Win a $10 Starbucks card from the SLAC Environment, Safety and Health Division!

Last week's Safety and Security Fair sessions were well attended, with a total of 1150 SLAC staff coming to the Panofsky and Kavli Auditoriums for talks on safety, health, computer security, bicycle safety and more.

SLAC's Environment, Safety and Health Division invites your feedback on the event to help with planning for next year. Please fill out the online evaluation to let ES&H know what worked and where we can improve. The ES&H Division will be awarding a $10 Starbucks gift certificate to each of five lucky winners in a random drawing of staff who complete the survey. Please complete it soon; winners will be announced Thursday, November 11.

Safety and Security Fair 2010
Video Now Online

Even if you weren't able to attend Friday's Safety and Security Fair, you can still catch the useful tidbits of information (and even the occasional laugh) by watching a session online. The video is just over an hour long, and includes talks on staying safe and healthy, avoiding computer scams, what to watch out for when traveling overseas and more.  See the video...

SLAC Theory Group Alum Featured on PBS Web Series

(Photo)
Stephon Alexander.
(Photo by Teresa Robinson for Symmetry magazine.)

Stephon Alexander, one-time member of the SLAC theory group, may be on the threshold of his fifteen minutes of fame. The associate professor of physics at Haverford College is the subject of the latest installment of The Secret Life of Scientists and Engineers, a Web-based series produced by the same people who bring the program Nova to the screen. His segment goes live today.

Alexander's life as a scientist focuses on such areas as dark matter, dark energy and quantum gravity, while his secret life is spent in jazz clubs playing tenor saxophone with a band. His segment of the program includes blog posts and videos about both his lives. Visitors to the site can post questions for Alexander, as well.  Read more...

Al Baker (left) and Kenneth Brobeck set up a real-time accelerator information screen in the Klystron Gallery Visitor's Alcove. (Photo by Lauren Rugani.)

Seen around SLAC: Accelerator Screen

In the Klystron Gallery Visitor's Alcove, SLAC tour participants can touch a full-scale replica of an accelerator section and see the powerful microwave sources that impart energy to the electrons zipping down the SLAC linac. Now, they can also "watch" the beam in real time, much as the staff in the Main Control Center does, thanks to a newly installed 52-inch screen.

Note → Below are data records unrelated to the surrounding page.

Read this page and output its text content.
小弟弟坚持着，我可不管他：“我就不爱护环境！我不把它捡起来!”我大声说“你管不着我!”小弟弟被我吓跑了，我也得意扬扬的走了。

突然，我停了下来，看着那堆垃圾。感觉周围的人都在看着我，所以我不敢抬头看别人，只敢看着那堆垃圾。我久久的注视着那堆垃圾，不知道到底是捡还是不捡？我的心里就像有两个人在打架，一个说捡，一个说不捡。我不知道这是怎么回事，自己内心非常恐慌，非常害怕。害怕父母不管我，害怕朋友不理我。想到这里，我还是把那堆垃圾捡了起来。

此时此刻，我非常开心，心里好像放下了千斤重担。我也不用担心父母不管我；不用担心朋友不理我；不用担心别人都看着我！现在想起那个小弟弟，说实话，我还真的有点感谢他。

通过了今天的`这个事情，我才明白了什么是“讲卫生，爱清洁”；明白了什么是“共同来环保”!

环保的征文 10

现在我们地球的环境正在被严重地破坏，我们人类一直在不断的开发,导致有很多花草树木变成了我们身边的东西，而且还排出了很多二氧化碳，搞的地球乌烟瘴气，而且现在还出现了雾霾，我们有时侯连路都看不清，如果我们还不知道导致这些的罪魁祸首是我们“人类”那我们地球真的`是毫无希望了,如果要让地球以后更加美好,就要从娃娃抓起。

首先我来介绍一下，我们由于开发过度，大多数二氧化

Accelerator Systems Area Manager Al Baker enlisted the help of Systems Software Engineer Kenneth Brobeck to program the screen so that it is available at any time of day. The live feed shows up by default, and with the click of a mouse the view can be changed to static shots of all other screens in the MCC, which are updated every five minutes.

The live screen displays many beam parameters, including the lengths and energies of the Linac Coherent Light Source's X-ray pulses, the energy of individual photons and the number of photons in each bunch. It also shows the various components of the linear accelerator and LCLS, from the electron injector to the undulator magnets that "wiggle" the speeding electrons to generate X-rays. Viewers can see the energy of electron pulses increase as they travel down the linac toward the LCLS.

"But just looking at the screen doesn't tell you what any of it means," Baker said. So he also installed a poster that sits just below the screen and explains the various symbols on it. "This way, anyone who comes in here can tell what the beam is doing," he said.